# Mapmaking Discussion & Philosophy (WIP/Critique) > Town/City Mapping >  WIP - City

## iguy

Hello,

WIP city that i am starting using Gimp, this is my second map and i am getting a little frustrated, i have the general shape i want with the roads and houses placed where i want it. i am trying to add some colour and textures to make it look like an actual map of a city with some flair. 

basically the long and short of this is the town is primarily a factory town focused in textiles with some exports of foods. the poor/working class are closer to the factories and the better off are spread out further away, with the factory owners and land owners being the wealthiest and with the largest houses and land.

towards the bottom are the fields for the sheep with farming fields growing mostly root veggies and such close by. i am trying to make the colours really pop and really incorporate into the map a sense of realism

i am having a very hard time trying to get the colours to look ok and not an eye sore.

if anyone has any ideas or points i would love to hear them. thank you very much

----------


## johnnycman

Some points to work on for your work in progress.  
First Point:  You have drawn a closed road system, no roads in to get raw materials for your factories, way out to export the products of your factories.  I can't distinguish main roads from secondary roads and city streets.  
Second point:  You have no source of water, no rivers or lakes.
Third point: Are your residential areas population densities rather than individual structures?

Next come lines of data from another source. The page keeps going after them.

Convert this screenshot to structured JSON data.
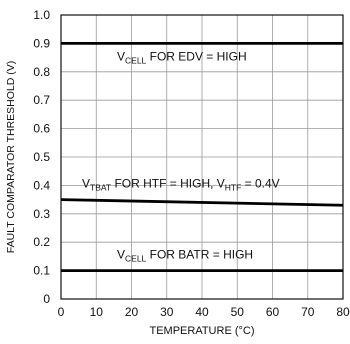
{
  "chart_data": {
    "type": "line",
    "xlabel": "TEMPERATURE (°C)",
    "ylabel": "FAULT COMPARATOR THRESHOLD (V)",
    "xlim": [
      0,
      80
    ],
    "ylim": [
      0,
      1.0
    ],
    "x_ticks": [
      "0",
      "10",
      "20",
      "30",
      "40",
      "50",
      "60",
      "70",
      "80"
    ],
    "y_ticks": [
      "0",
      "0.1",
      "0.2",
      "0.3",
      "0.4",
      "0.5",
      "0.6",
      "0.7",
      "0.8",
      "0.9",
      "1.0"
    ],
    "grid": true,
    "series": [
      {
        "label_main": "V",
        "label_sub": "CELL",
        "label_rest": " FOR EDV = HIGH",
        "x": [
          0,
          80
        ],
        "y": [
          0.9,
          0.9
        ]
      },
      {
        "label_main": "V",
        "label_sub": "TBAT",
        "label_rest": " FOR HTF = HIGH, V",
        "label_sub2": "HTF",
        "label_rest2": " = 0.4V",
        "x": [
          0,
          80
        ],
        "y": [
          0.35,
          0.33
        ]
      },
      {
        "label_main": "V",
        "label_sub": "CELL",
        "label_rest": " FOR BATR = HIGH",
        "x": [
          0,
          80
        ],
        "y": [
          0.1,
          0.1
        ]
      }
    ]
  }
}
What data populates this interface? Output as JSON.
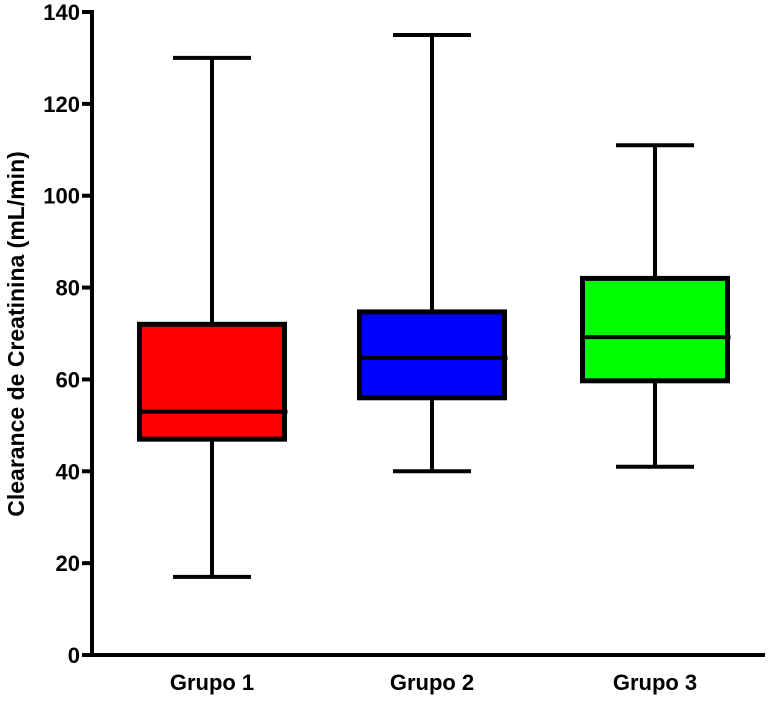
{
  "chart_data": {
    "type": "box",
    "title": "",
    "xlabel": "",
    "ylabel": "Clearance de Creatinina (mL/min)",
    "ylim": [
      0,
      140
    ],
    "yticks": [
      0,
      20,
      40,
      60,
      80,
      100,
      120,
      140
    ],
    "grid": false,
    "categories": [
      "Grupo 1",
      "Grupo 2",
      "Grupo 3"
    ],
    "boxes": [
      {
        "category": "Grupo 1",
        "min": 17,
        "q1": 47,
        "median": 53,
        "q3": 72,
        "max": 130,
        "color": "#ff0000"
      },
      {
        "category": "Grupo 2",
        "min": 40,
        "q1": 56,
        "median": 64.7,
        "q3": 74.7,
        "max": 135,
        "color": "#0000ff"
      },
      {
        "category": "Grupo 3",
        "min": 41,
        "q1": 59.7,
        "median": 69.2,
        "q3": 82,
        "max": 111,
        "color": "#00ff00"
      }
    ]
  }
}
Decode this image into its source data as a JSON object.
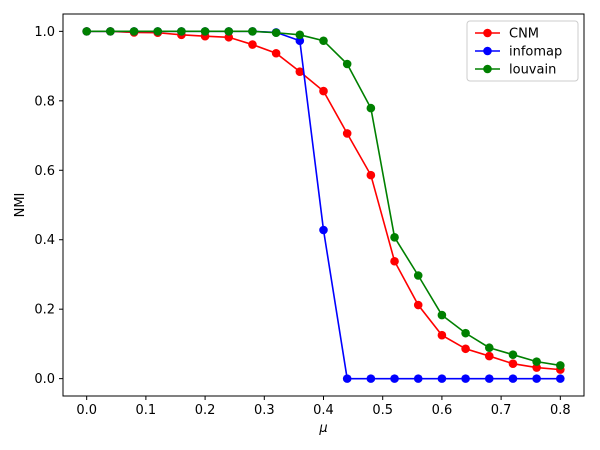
{
  "chart_data": {
    "type": "line",
    "xlabel": "μ",
    "ylabel": "NMI",
    "xlim": [
      -0.04,
      0.84
    ],
    "ylim": [
      -0.05,
      1.05
    ],
    "xticks": [
      "0.0",
      "0.1",
      "0.2",
      "0.3",
      "0.4",
      "0.5",
      "0.6",
      "0.7",
      "0.8"
    ],
    "yticks": [
      "0.0",
      "0.2",
      "0.4",
      "0.6",
      "0.8",
      "1.0"
    ],
    "grid": false,
    "legend_position": "top-right",
    "x": [
      0.0,
      0.04,
      0.08,
      0.12,
      0.16,
      0.2,
      0.24,
      0.28,
      0.32,
      0.36,
      0.4,
      0.44,
      0.48,
      0.52,
      0.56,
      0.6,
      0.64,
      0.68,
      0.72,
      0.76,
      0.8
    ],
    "series": [
      {
        "name": "CNM",
        "color": "#ff0000",
        "values": [
          1.0,
          1.0,
          0.997,
          0.996,
          0.99,
          0.986,
          0.983,
          0.962,
          0.937,
          0.884,
          0.828,
          0.706,
          0.586,
          0.338,
          0.212,
          0.125,
          0.086,
          0.065,
          0.043,
          0.032,
          0.026
        ]
      },
      {
        "name": "infomap",
        "color": "#0000ff",
        "values": [
          1.0,
          1.0,
          1.0,
          1.0,
          1.0,
          1.0,
          1.0,
          1.0,
          0.997,
          0.973,
          0.428,
          0.0,
          0.0,
          0.0,
          0.0,
          0.0,
          0.0,
          0.0,
          0.0,
          0.0,
          0.0
        ]
      },
      {
        "name": "louvain",
        "color": "#008000",
        "values": [
          1.0,
          1.0,
          1.0,
          1.0,
          1.0,
          1.0,
          1.0,
          1.0,
          0.996,
          0.99,
          0.973,
          0.906,
          0.779,
          0.407,
          0.297,
          0.183,
          0.131,
          0.089,
          0.069,
          0.049,
          0.038
        ]
      }
    ]
  }
}
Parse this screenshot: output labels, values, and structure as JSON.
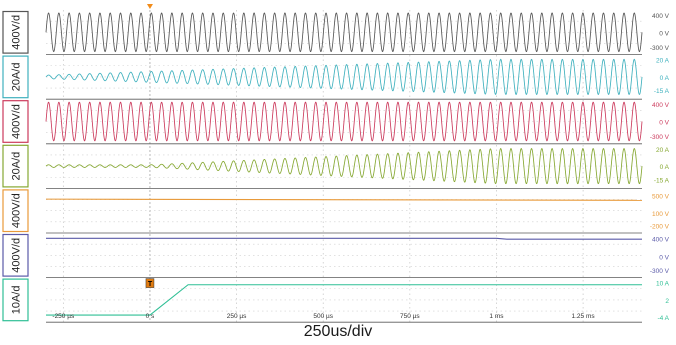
{
  "chart_data": {
    "type": "line",
    "title": "",
    "time_axis": {
      "xlim_us": [
        -300,
        1420
      ],
      "ticks": [
        {
          "value": -250,
          "label": "-250 µs"
        },
        {
          "value": 0,
          "label": "0 s"
        },
        {
          "value": 250,
          "label": "250 µs"
        },
        {
          "value": 500,
          "label": "500 µs"
        },
        {
          "value": 750,
          "label": "750 µs"
        },
        {
          "value": 1000,
          "label": "1 ms"
        },
        {
          "value": 1250,
          "label": "1.25 ms"
        }
      ],
      "trigger_time_us": 0,
      "grid": true
    },
    "channels": [
      {
        "scale": "400V/d",
        "color": "#555555",
        "kind": "sine",
        "cycles": 58,
        "amp_start": 400,
        "amp_end": 400,
        "ramp_start_us": -300,
        "ramp_end_us": 1420,
        "ylim": [
          -400,
          400
        ],
        "labels": [
          {
            "value": 400,
            "text": "400 V"
          },
          {
            "value": 0,
            "text": "0 V"
          },
          {
            "value": -300,
            "text": "-300 V"
          }
        ]
      },
      {
        "scale": "20A/d",
        "color": "#3fb1be",
        "kind": "sine",
        "cycles": 58,
        "amp_start": 2,
        "amp_end": 20,
        "ramp_start_us": -300,
        "ramp_end_us": 1000,
        "ylim": [
          -22,
          22
        ],
        "labels": [
          {
            "value": 20,
            "text": "20 A"
          },
          {
            "value": 0,
            "text": "0 A"
          },
          {
            "value": -15,
            "text": "-15 A"
          }
        ]
      },
      {
        "scale": "400V/d",
        "color": "#cc3a5c",
        "kind": "sine",
        "cycles": 58,
        "amp_start": 400,
        "amp_end": 400,
        "ramp_start_us": -300,
        "ramp_end_us": 1420,
        "ylim": [
          -400,
          400
        ],
        "labels": [
          {
            "value": 400,
            "text": "400 V"
          },
          {
            "value": 0,
            "text": "0 V"
          },
          {
            "value": -300,
            "text": "-300 V"
          }
        ]
      },
      {
        "scale": "20A/d",
        "color": "#86a832",
        "kind": "sine",
        "cycles": 58,
        "amp_start": 1.5,
        "amp_end": 20,
        "ramp_start_us": 0,
        "ramp_end_us": 1000,
        "ylim": [
          -22,
          22
        ],
        "labels": [
          {
            "value": 20,
            "text": "20 A"
          },
          {
            "value": 0,
            "text": "0 A"
          },
          {
            "value": -15,
            "text": "-15 A"
          }
        ]
      },
      {
        "scale": "400V/d",
        "color": "#e89a3a",
        "kind": "level",
        "points": [
          [
            -300,
            420
          ],
          [
            1420,
            392
          ]
        ],
        "ylim": [
          -300,
          600
        ],
        "labels": [
          {
            "value": 500,
            "text": "500 V"
          },
          {
            "value": 100,
            "text": "100 V"
          },
          {
            "value": -200,
            "text": "-200 V"
          }
        ]
      },
      {
        "scale": "400V/d",
        "color": "#5a5aa8",
        "kind": "level",
        "points": [
          [
            -300,
            400
          ],
          [
            1000,
            400
          ],
          [
            1030,
            380
          ],
          [
            1420,
            380
          ]
        ],
        "ylim": [
          -400,
          450
        ],
        "labels": [
          {
            "value": 400,
            "text": "400 V"
          },
          {
            "value": 0,
            "text": "0 V"
          },
          {
            "value": -300,
            "text": "-300 V"
          }
        ]
      },
      {
        "scale": "10A/d",
        "color": "#2fbf95",
        "kind": "level",
        "points": [
          [
            -300,
            -2.5
          ],
          [
            0,
            -2.5
          ],
          [
            110,
            8.5
          ],
          [
            1420,
            8.5
          ]
        ],
        "ylim": [
          -4,
          10
        ],
        "labels": [
          {
            "value": 10,
            "text": "10 A"
          },
          {
            "value": 3,
            "text": "2"
          },
          {
            "value": -4,
            "text": "-4 A"
          }
        ]
      }
    ],
    "trigger_marker": "T",
    "caption": "250us/div"
  }
}
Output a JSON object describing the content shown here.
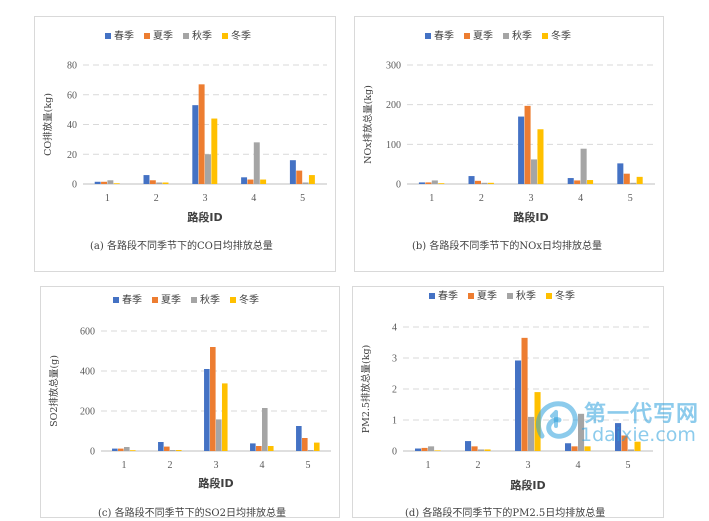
{
  "colors": {
    "spring": "#4472C4",
    "summer": "#ED7D31",
    "autumn": "#A5A5A5",
    "winter": "#FFC000",
    "watermark": "#2EA0DC"
  },
  "chart_data": [
    {
      "id": "a",
      "type": "bar",
      "categories": [
        "1",
        "2",
        "3",
        "4",
        "5"
      ],
      "series": [
        {
          "name": "春季",
          "values": [
            1.5,
            6,
            53,
            4.5,
            16
          ]
        },
        {
          "name": "夏季",
          "values": [
            1.5,
            2.5,
            67,
            3,
            9
          ]
        },
        {
          "name": "秋季",
          "values": [
            2.5,
            1,
            20,
            28,
            1
          ]
        },
        {
          "name": "冬季",
          "values": [
            0.5,
            1,
            44,
            3,
            6
          ]
        }
      ],
      "xlabel": "路段ID",
      "ylabel": "CO排放量(kg)",
      "ylim": [
        0,
        80
      ],
      "yticks": [
        "0",
        "20",
        "40",
        "60",
        "80"
      ],
      "grid": true,
      "legend": "top",
      "caption": "(a) 各路段不同季节下的CO日均排放总量"
    },
    {
      "id": "b",
      "type": "bar",
      "categories": [
        "1",
        "2",
        "3",
        "4",
        "5"
      ],
      "series": [
        {
          "name": "春季",
          "values": [
            4,
            20,
            170,
            15,
            52
          ]
        },
        {
          "name": "夏季",
          "values": [
            4,
            8,
            197,
            9,
            26
          ]
        },
        {
          "name": "秋季",
          "values": [
            9,
            3,
            62,
            89,
            3
          ]
        },
        {
          "name": "冬季",
          "values": [
            2,
            3,
            138,
            10,
            18
          ]
        }
      ],
      "xlabel": "路段ID",
      "ylabel": "NOx排放总量(kg)",
      "ylim": [
        0,
        300
      ],
      "yticks": [
        "0",
        "100",
        "200",
        "300"
      ],
      "grid": true,
      "legend": "top",
      "caption": "(b) 各路段不同季节下的NOx日均排放总量"
    },
    {
      "id": "c",
      "type": "bar",
      "categories": [
        "1",
        "2",
        "3",
        "4",
        "5"
      ],
      "series": [
        {
          "name": "春季",
          "values": [
            12,
            45,
            410,
            38,
            125
          ]
        },
        {
          "name": "夏季",
          "values": [
            12,
            22,
            520,
            25,
            65
          ]
        },
        {
          "name": "秋季",
          "values": [
            20,
            5,
            158,
            215,
            5
          ]
        },
        {
          "name": "冬季",
          "values": [
            4,
            5,
            338,
            25,
            42
          ]
        }
      ],
      "xlabel": "路段ID",
      "ylabel": "SO2排放总量(g)",
      "ylim": [
        0,
        600
      ],
      "yticks": [
        "0",
        "200",
        "400",
        "600"
      ],
      "grid": true,
      "legend": "top",
      "caption": "(c) 各路段不同季节下的SO2日均排放总量"
    },
    {
      "id": "d",
      "type": "bar",
      "categories": [
        "1",
        "2",
        "3",
        "4",
        "5"
      ],
      "series": [
        {
          "name": "春季",
          "values": [
            0.08,
            0.32,
            2.92,
            0.25,
            0.9
          ]
        },
        {
          "name": "夏季",
          "values": [
            0.1,
            0.15,
            3.65,
            0.15,
            0.5
          ]
        },
        {
          "name": "秋季",
          "values": [
            0.15,
            0.05,
            1.1,
            1.2,
            0.05
          ]
        },
        {
          "name": "冬季",
          "values": [
            0.02,
            0.05,
            1.9,
            0.15,
            0.3
          ]
        }
      ],
      "xlabel": "路段ID",
      "ylabel": "PM2.5排放总量(kg)",
      "ylim": [
        0,
        4
      ],
      "yticks": [
        "0",
        "1",
        "2",
        "3",
        "4"
      ],
      "grid": true,
      "legend": "top",
      "caption": "(d) 各路段不同季节下的PM2.5日均排放总量"
    }
  ],
  "watermark": {
    "line1": "第一代写网",
    "line2": "1daixie.com"
  }
}
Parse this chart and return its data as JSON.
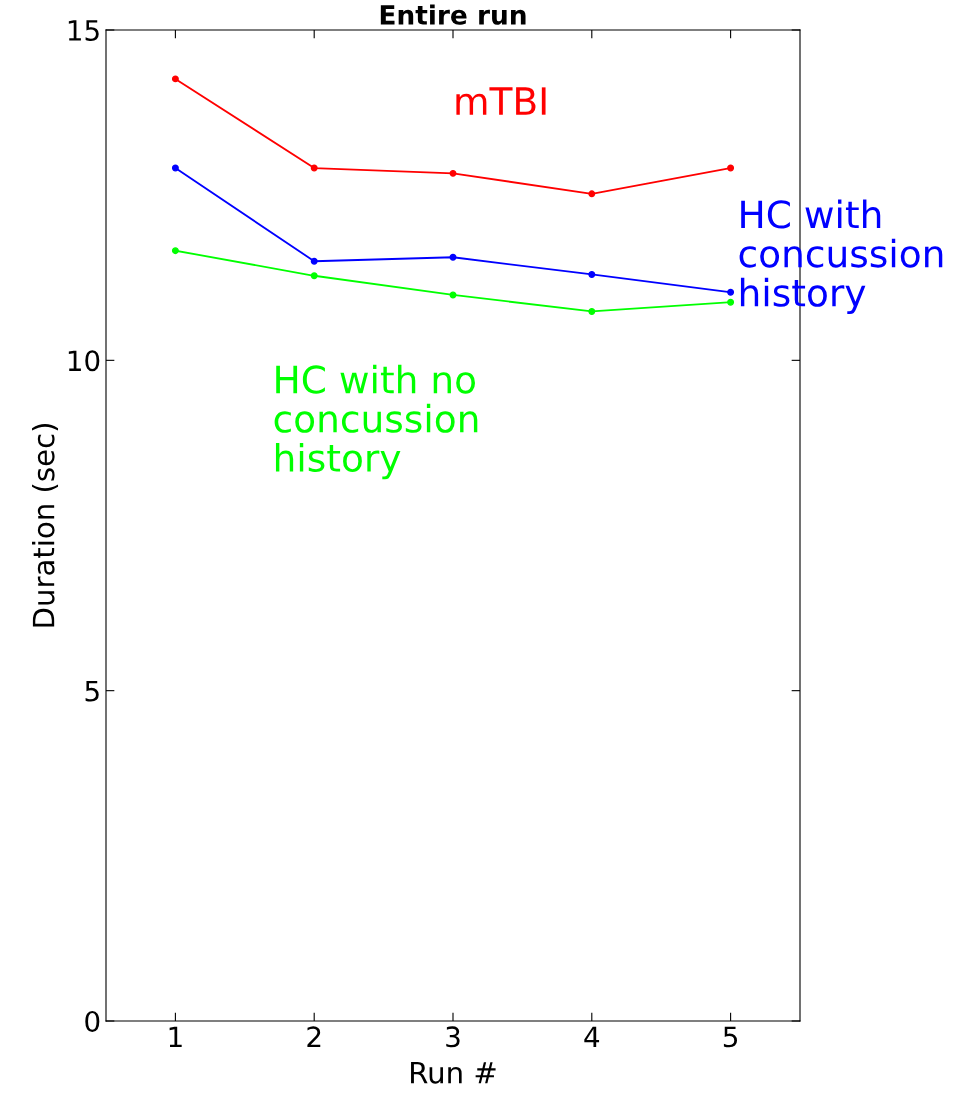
{
  "chart_data": {
    "type": "line",
    "title": "Entire run",
    "xlabel": "Run #",
    "ylabel": "Duration (sec)",
    "x": [
      1,
      2,
      3,
      4,
      5
    ],
    "series": [
      {
        "name": "mTBI",
        "color": "#ff0000",
        "values": [
          14.26,
          12.91,
          12.83,
          12.52,
          12.91
        ]
      },
      {
        "name": "HC with concussion history",
        "color": "#0000ff",
        "values": [
          12.91,
          11.5,
          11.56,
          11.3,
          11.03
        ]
      },
      {
        "name": "HC with no concussion history",
        "color": "#00ff00",
        "values": [
          11.66,
          11.28,
          10.99,
          10.74,
          10.88
        ]
      }
    ],
    "xlim": [
      0.5,
      5.5
    ],
    "xticks": [
      1,
      2,
      3,
      4,
      5
    ],
    "ylim": [
      0,
      15
    ],
    "yticks": [
      0,
      5,
      10,
      15
    ],
    "grid": false,
    "legend": false,
    "marker": "circle",
    "line_style": "solid"
  }
}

In reality most individual structures have direct access to a roadway and are not surrounded and cut off by other properties.  
Fourth point:  What do the people do?  Are there shops, schools, taverns, inns, churches?
Fifth point: You don't really need color.  You can indicate different types of land by using dashed, dotted or solid lines.  
Sixth point:  Once you start labeling things with the text tool, it will be more map-like.
Seventh point:  There are dedicated software packages with far better tools for drawing maps than gimp.  Some of them are even free.  Just google fantasy map software.

----------